Note: I did it bare handed because I didn't trust my gloves to hold the AK's buffalo horn handles and didn't want to cleave my shins. I would chop two hours at a time, go in and warm my hands up for 30 minutes and go out again.
 
I dont consider temps from 10 to 35 degrees to be any problem whatsoever. Below 10, yes.
I once hopped into the Ramcharger and turned the heat on. The knob broke off in my hands. It was 20 below.

A guy once chopped a frozen Pine in the dead of winter with a Kobra. Wrong tool. The Kobra eventually deformed. I'd mostly be worried about chips of steel flying on a bitterly cold day.



munk
 
Wow, where do you live that you don't consider 10 degree daytime temps cold???

Did I mention that I left some of the knives out overnight? And it was probably well below 0 during the night. I don't think that I left the 18 AK out. The 15 inch AK and the BM, were left out.
 
Oh, 10 degrees is cold alright; just not so cold as to make me overly wary about khuk use.

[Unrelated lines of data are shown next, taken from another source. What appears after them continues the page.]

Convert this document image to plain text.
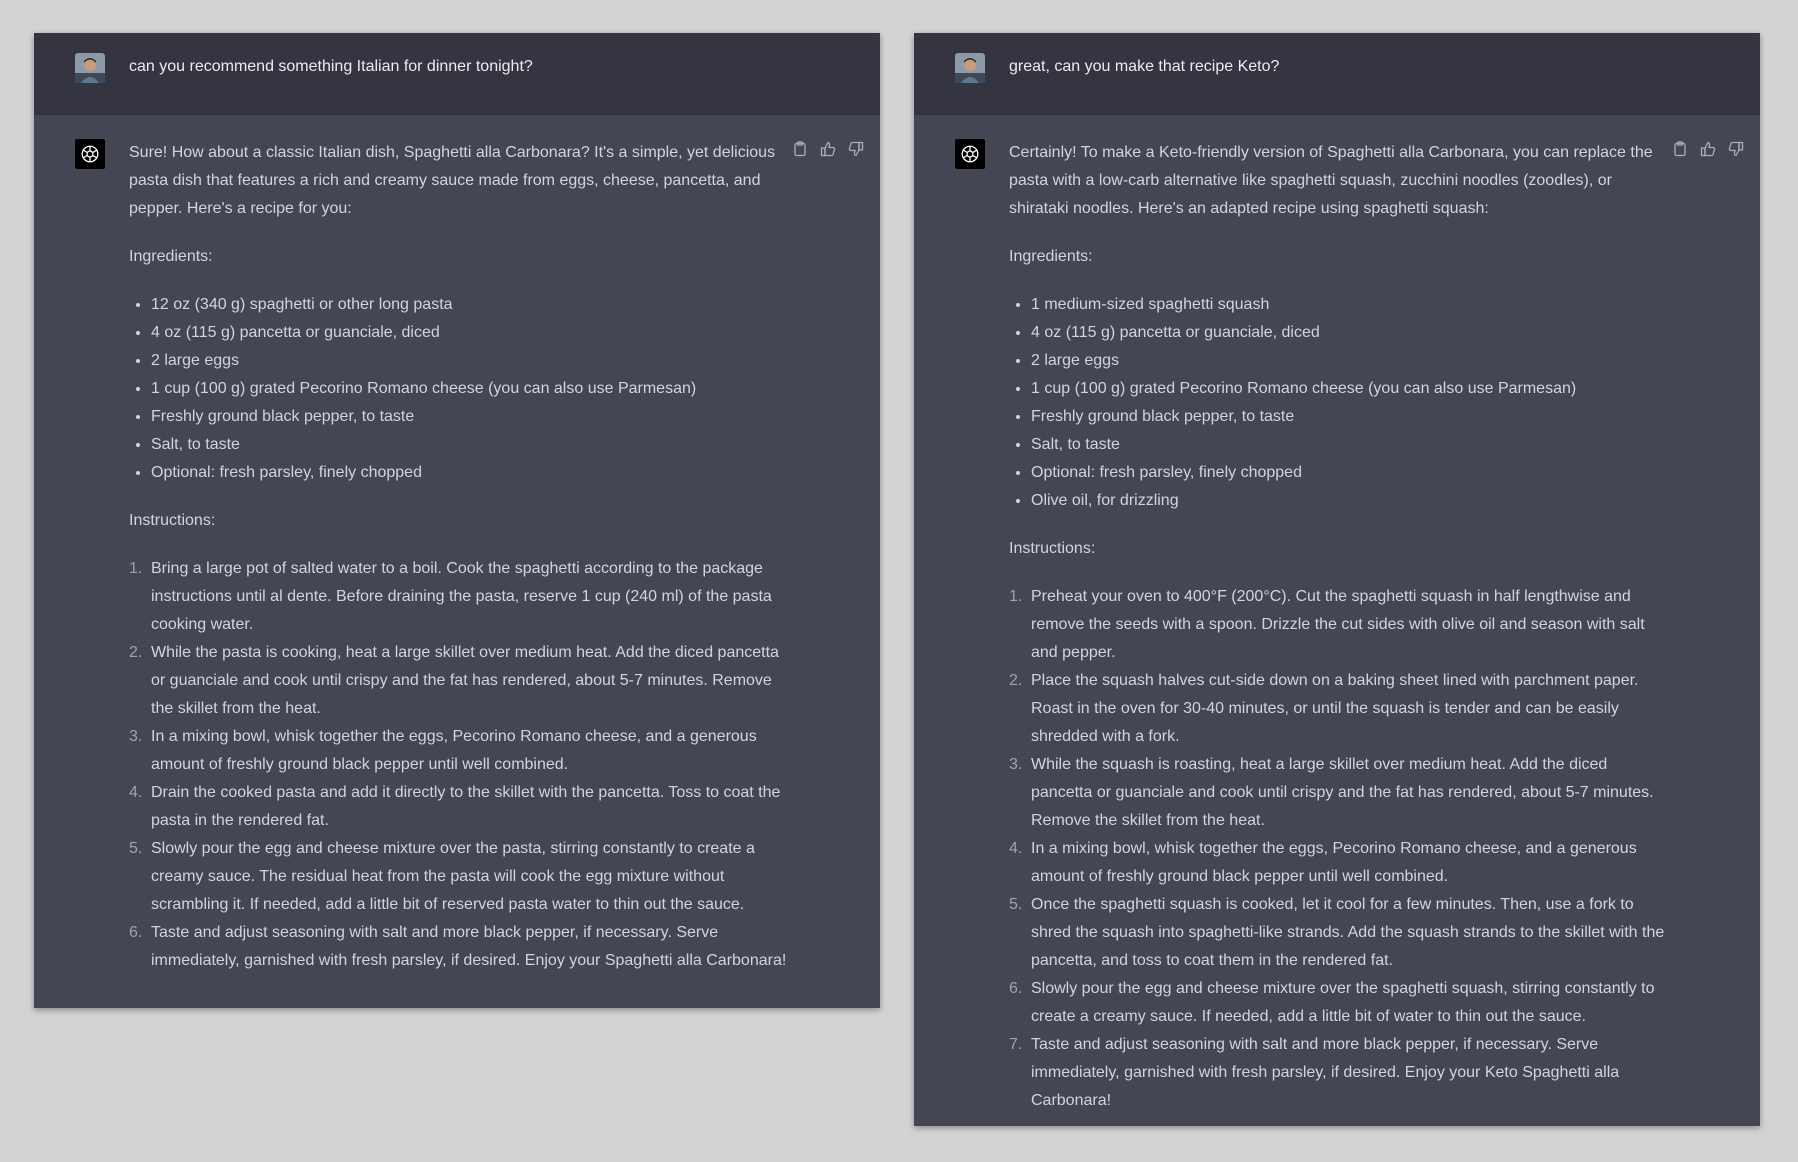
can you recommend something Italian for dinner tonight?

Sure! How about a classic Italian dish, Spaghetti alla Carbonara? It's a simple, yet delicious pasta dish that features a rich and creamy sauce made from eggs, cheese, pancetta, and pepper. Here's a recipe for you:

Ingredients:

12 oz (340 g) spaghetti or other long pasta
4 oz (115 g) pancetta or guanciale, diced
2 large eggs
1 cup (100 g) grated Pecorino Romano cheese (you can also use Parmesan)
Freshly ground black pepper, to taste
Salt, to taste
Optional: fresh parsley, finely chopped

Instructions:

1. Bring a large pot of salted water to a boil. Cook the spaghetti according to the package instructions until al dente. Before draining the pasta, reserve 1 cup (240 ml) of the pasta cooking water.
2. While the pasta is cooking, heat a large skillet over medium heat. Add the diced pancetta or guanciale and cook until crispy and the fat has rendered, about 5-7 minutes. Remove the skillet from the heat.
3. In a mixing bowl, whisk together the eggs, Pecorino Romano cheese, and a generous amount of freshly ground black pepper until well combined.
4. Drain the cooked pasta and add it directly to the skillet with the pancetta. Toss to coat the pasta in the rendered fat.
5. Slowly pour the egg and cheese mixture over the pasta, stirring constantly to create a creamy sauce. The residual heat from the pasta will cook the egg mixture without scrambling it. If needed, add a little bit of reserved pasta water to thin out the sauce.
6. Taste and adjust seasoning with salt and more black pepper, if necessary. Serve immediately, garnished with fresh parsley, if desired. Enjoy your Spaghetti alla Carbonara!
great, can you make that recipe Keto?

Certainly! To make a Keto-friendly version of Spaghetti alla Carbonara, you can replace the pasta with a low-carb alternative like spaghetti squash, zucchini noodles (zoodles), or shirataki noodles. Here's an adapted recipe using spaghetti squash:

Ingredients:

1 medium-sized spaghetti squash
4 oz (115 g) pancetta or guanciale, diced
2 large eggs
1 cup (100 g) grated Pecorino Romano cheese (you can also use Parmesan)
Freshly ground black pepper, to taste
Salt, to taste
Optional: fresh parsley, finely chopped
Olive oil, for drizzling

Instructions:

1. Preheat your oven to 400°F (200°C). Cut the spaghetti squash in half lengthwise and remove the seeds with a spoon. Drizzle the cut sides with olive oil and season with salt and pepper.
2. Place the squash halves cut-side down on a baking sheet lined with parchment paper. Roast in the oven for 30-40 minutes, or until the squash is tender and can be easily shredded with a fork.
3. While the squash is roasting, heat a large skillet over medium heat. Add the diced pancetta or guanciale and cook until crispy and the fat has rendered, about 5-7 minutes. Remove the skillet from the heat.
4. In a mixing bowl, whisk together the eggs, Pecorino Romano cheese, and a generous amount of freshly ground black pepper until well combined.
5. Once the spaghetti squash is cooked, let it cool for a few minutes. Then, use a fork to shred the squash into spaghetti-like strands. Add the squash strands to the skillet with the pancetta, and toss to coat them in the rendered fat.
6. Slowly pour the egg and cheese mixture over the spaghetti squash, stirring constantly to create a creamy sauce. If needed, add a little bit of water to thin out the sauce.
7. Taste and adjust seasoning with salt and more black pepper, if necessary. Serve immediately, garnished with fresh parsley, if desired. Enjoy your Keto Spaghetti alla Carbonara!
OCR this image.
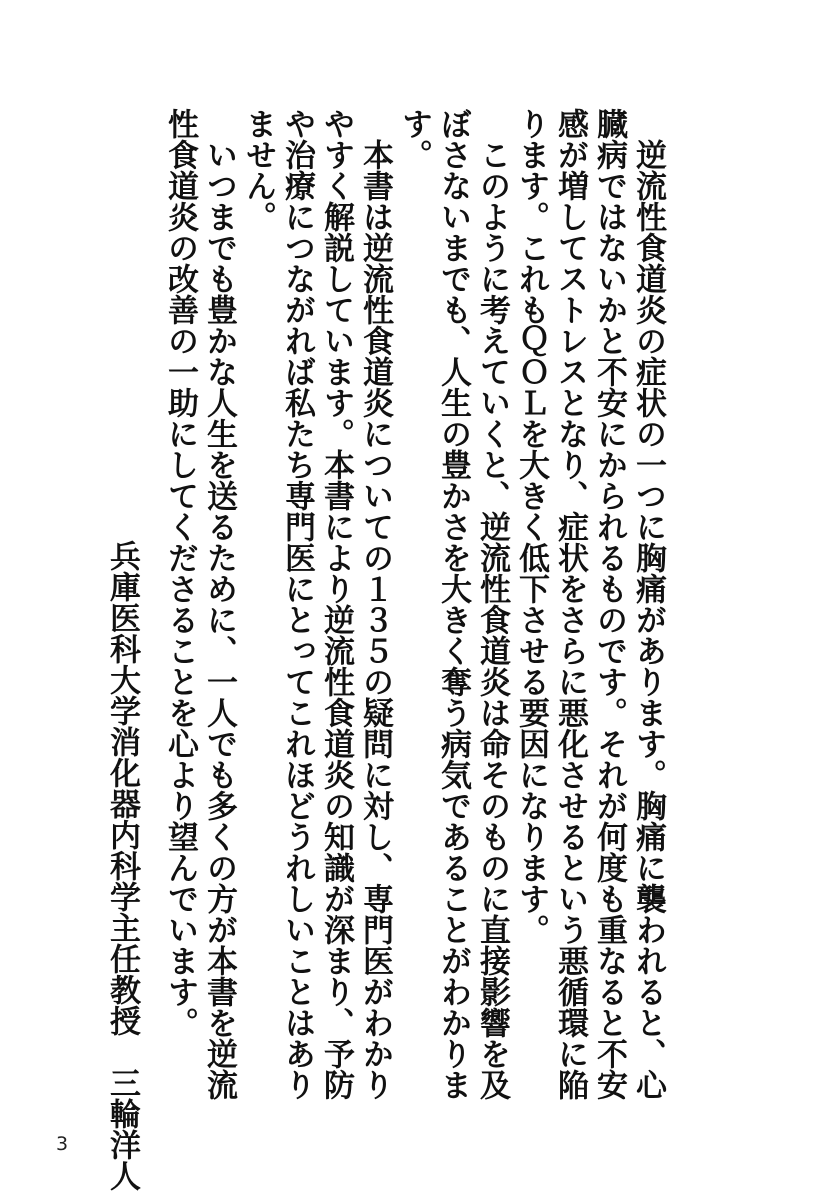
逆流性食道炎の症状の一つに胸痛があります。胸痛に襲われると、心臓病ではないかと不安にかられるものです。それが何度も重なると不安感が増してストレスとなり、症状をさらに悪化させるという悪循環に陥ります。これもＱＯＬを大きく低下させる要因になります。

このように考えていくと、逆流性食道炎は命そのものに直接影響を及ぼさないまでも、人生の豊かさを大きく奪う病気であることがわかります。

本書は逆流性食道炎についての１３５の疑問に対し、専門医がわかりやすく解説しています。本書により逆流性食道炎の知識が深まり、予防や治療につながれば私たち専門医にとってこれほどうれしいことはありません。

いつまでも豊かな人生を送るために、一人でも多くの方が本書を逆流性食道炎の改善の一助にしてくださることを心より望んでいます。

兵庫医科大学消化器内科学主任教授　三輪洋人
3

I've a question for the experts; when it's 40 below zero and the wind's blowing at 60 mph, do inantimate objects experience wind chill factor? Now, I'm assuming they do in that if they are warmer than that temp they would give out the temp much more quickly with air circulation, but after meeting the outside temp, a wrench is merely 40 degrees below zero, right?


munk
 
Yes, inanimate objects do experience wind chill. You can demonstrate by exposing standing water to a cold wind and measuring temperature.

Most of the heavily built Khukuri should be safe to use even in the most extreme low surface temperatures at low air pressures.
 
Standing water in a blizzard will disapate heat more rapidly than with still air. But once the heat is disapated, do inantimate objects experience wind chill? The human body is forever burning calories to maintain temp in the cold. Wind chill matters.
A wrench is not doing anything. Once it is the same temp as the environment, I don't think wind chill matters.

(....er...and once a human is the same temp as the enviroment....well..)

munk
 
Until an object is at 0deg. Kelvin (the absence of temperature) it has heat to give away to phenomena like wind chill (convection). It's possible to go below 0 kelvin, but that's pretty esoteric, because then you have an object that owes the universe heat.

Provided there wasn't too much gas trapped inside the blade of a khukuri, it would survive at 0 k. Basically all of the handle materials we see here would not do very well under those conditions.

Someone's gonna make a space khukuri one day.
 
A Space Khukuri- I love it! How about one manufactured in space, using methods and perhaps even materials not possible in our Earth's environment, that exceeds the ability of present day HI khukuris?
Man....your very own Space Khuk...think about it... Like "Excalibre".



munk
 
As I suggested the space khuk, I kind of imagined NASA 1960's engineering. Like with a highly reflective blade, bulky dusted aluminium handle with logos, and a lanyard of course. I'm sure there's a really good reason for an astronaut to have a khukuri, I just can't think of it yet.

The first khukuri in space will most likely be a lot more sane, and arrive with Ghurkha.
 
Superconducting handle panels, mono molecular edge composed of built-up matrices, and scabbard of woven carbon, with laminar aluminum inserts... Of course, there might be better ideas out there...


Carter
 
I'll take a contained field of plasma shaped like a khukri over your mono-molecular edge any day. ;)
 
I want to understand this business of wind chill. Are you saying that you can freeze water on a 40 f day if the wind is strong enough to produce "wind chill" below freezing temp of water?

ED:

Never mind: "The only effect wind chill has on inanimate objects is to shorten the time for the object to cool [to the ambient temperature]."

National Weather Service. Accord: NOAA and NASA.
 
Thomas.... welcome to the land of the absurd. Were words don't mean anything.

1. Steel does not experience anything. Only living things can.

2. Steel like anything else can be cooled quicker to ambient temperature when evaporative heat loss or airflow are present. But the steel will not cool below ambient.

Living things percieve thier enivironment to be colder when they are exposed to water and or wind. Thier body temperature will more rapidly as well.

Windchill can be deadly...... but that only matters if you happen to be alive to begin with.